John Kenny PhotoJohn Kenny is a freelance writer, editor and creative writing tutor. His short stories have appeared in The World SF Blog, Jupiter, First Contact, Woman’s Way, Emerald Eye (an anthology of the Best of Irish Imaginative Fiction), Transtories and many other venues. He is currently hawking his novel Down and Out to publishers. John lives in Dublin, Ireland, with his wife, two daughters and neurotic cat.

 

Fear

By John Richard Kenny

The carpet in the hallway is a deep red, the theme continued up the walls and across the ceiling; lights dot the way down its length. There is the hushed elegance of a cinema. No movie posters mar the walls, but barely perceptible doors, flush with the red, hint at access to auditoriums of some kind; this is somehow understood.
We say little as we pad down the hallway, the silence instilling in us a reverence, even in my daughters. We reach a junction and glance left and right. A man at the end of the corridor to our left, dressed in a suit, calmly faces us, arms by his sides.
Julie starts forward, the girls trailing behind her. I reach for her, but she slips away. I struggle to say something, but I’m capable of little more than mumbled half-words.
I’m drawn after Julie and the girls towards the man.
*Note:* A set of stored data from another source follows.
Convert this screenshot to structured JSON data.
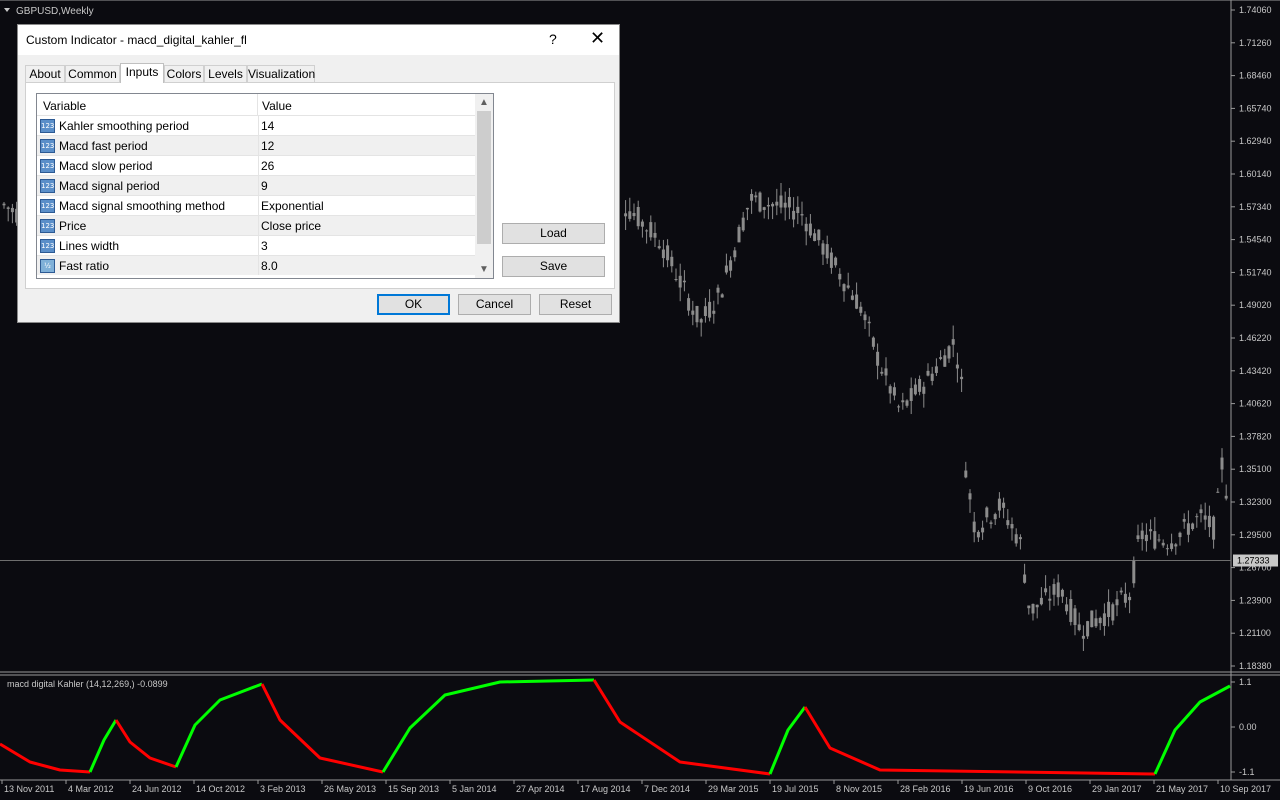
{
  "chart_title": "GBPUSD,Weekly",
  "price_axis": [
    "1.74060",
    "1.71260",
    "1.68460",
    "1.65740",
    "1.62940",
    "1.60140",
    "1.57340",
    "1.54540",
    "1.51740",
    "1.49020",
    "1.46220",
    "1.43420",
    "1.40620",
    "1.37820",
    "1.35100",
    "1.32300",
    "1.29500",
    "1.26700",
    "1.23900",
    "1.21100",
    "1.18380"
  ],
  "current_price": "1.27333",
  "indicator_label": "macd digital Kahler (14,12,269,) -0.0899",
  "indicator_axis": [
    "1.1",
    "0.00",
    "-1.1"
  ],
  "time_axis": [
    "13 Nov 2011",
    "4 Mar 2012",
    "24 Jun 2012",
    "14 Oct 2012",
    "3 Feb 2013",
    "26 May 2013",
    "15 Sep 2013",
    "5 Jan 2014",
    "27 Apr 2014",
    "17 Aug 2014",
    "7 Dec 2014",
    "29 Mar 2015",
    "19 Jul 2015",
    "8 Nov 2015",
    "28 Feb 2016",
    "19 Jun 2016",
    "9 Oct 2016",
    "29 Jan 2017",
    "21 May 2017",
    "10 Sep 2017"
  ],
  "colors": {
    "bull": "#00ff00",
    "bear": "#ff0000",
    "candle": "#8c8c8c",
    "background": "#0b0b10",
    "axis_text": "#c8c8c8"
  },
  "dialog": {
    "title": "Custom Indicator - macd_digital_kahler_fl",
    "help": "?",
    "close": "✕",
    "tabs": [
      "About",
      "Common",
      "Inputs",
      "Colors",
      "Levels",
      "Visualization"
    ],
    "active_tab": "Inputs",
    "columns": {
      "variable": "Variable",
      "value": "Value"
    },
    "params": [
      {
        "name": "Kahler smoothing period",
        "value": "14",
        "icon": "123"
      },
      {
        "name": "Macd fast period",
        "value": "12",
        "icon": "123"
      },
      {
        "name": "Macd slow period",
        "value": "26",
        "icon": "123"
      },
      {
        "name": "Macd signal period",
        "value": "9",
        "icon": "123"
      },
      {
        "name": "Macd signal smoothing method",
        "value": "Exponential",
        "icon": "123"
      },
      {
        "name": "Price",
        "value": "Close price",
        "icon": "123"
      },
      {
        "name": "Lines width",
        "value": "3",
        "icon": "123"
      },
      {
        "name": "Fast ratio",
        "value": "8.0",
        "icon": "½"
      }
    ],
    "buttons": {
      "load": "Load",
      "save": "Save",
      "ok": "OK",
      "cancel": "Cancel",
      "reset": "Reset"
    }
  }
}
As we near him, I note his pale face, black eyes, dark hair. My heart beats in my ears, my vision tunnels. The warm red carpeting offers little comfort now; the slit of a mouth in the man’s face offers even less. Raising his arm, he points down a passageway to his left. My wife walks serenely in that direction, followed by my girls.
I call out, but they don’t look back; their minds are closed to me. Terrified of losing them, I follow.
The man appears by a door, points at it. Julie opens it, steps inside. Light escapes, to be swiftly shut off by the closing door. Further along the corridor the man stops and indicates again. Annie disappears through another door. Shortly after, Jess does the same.
I am alone now with the man, his black eyes sucking at what little light remains in the hallway.
He points to another door. I open it and walk through. I am on an escalator that drops down to a large foyer. But the stairway is ascending from below; I am forced to scramble down a few steps, only to be brought back to the barrier of the door. Again I scramble down a few steps and I suddenly see large screens overhanging the foyer, on them, scenes of my family going about their lives. Cooking dinner, going to school, watching TV. But I am nowhere in these scenes; it’s as if I’ve never been there. Annie and Jess are my daughters, and yet not of me, because I have never existed in their lives.
I lunge down the steps. Two, three steps at a time. But I’m drawn back up again. If I can get down to the foyer maybe I can find an exit. I jump several steps, several more, but I am pulled back to my starting point.
The man appears at the foot of the escalator below the giant screens. He looks at me and my light spirals away from me, down the up escalator and into the pale infinity of his now grinning face.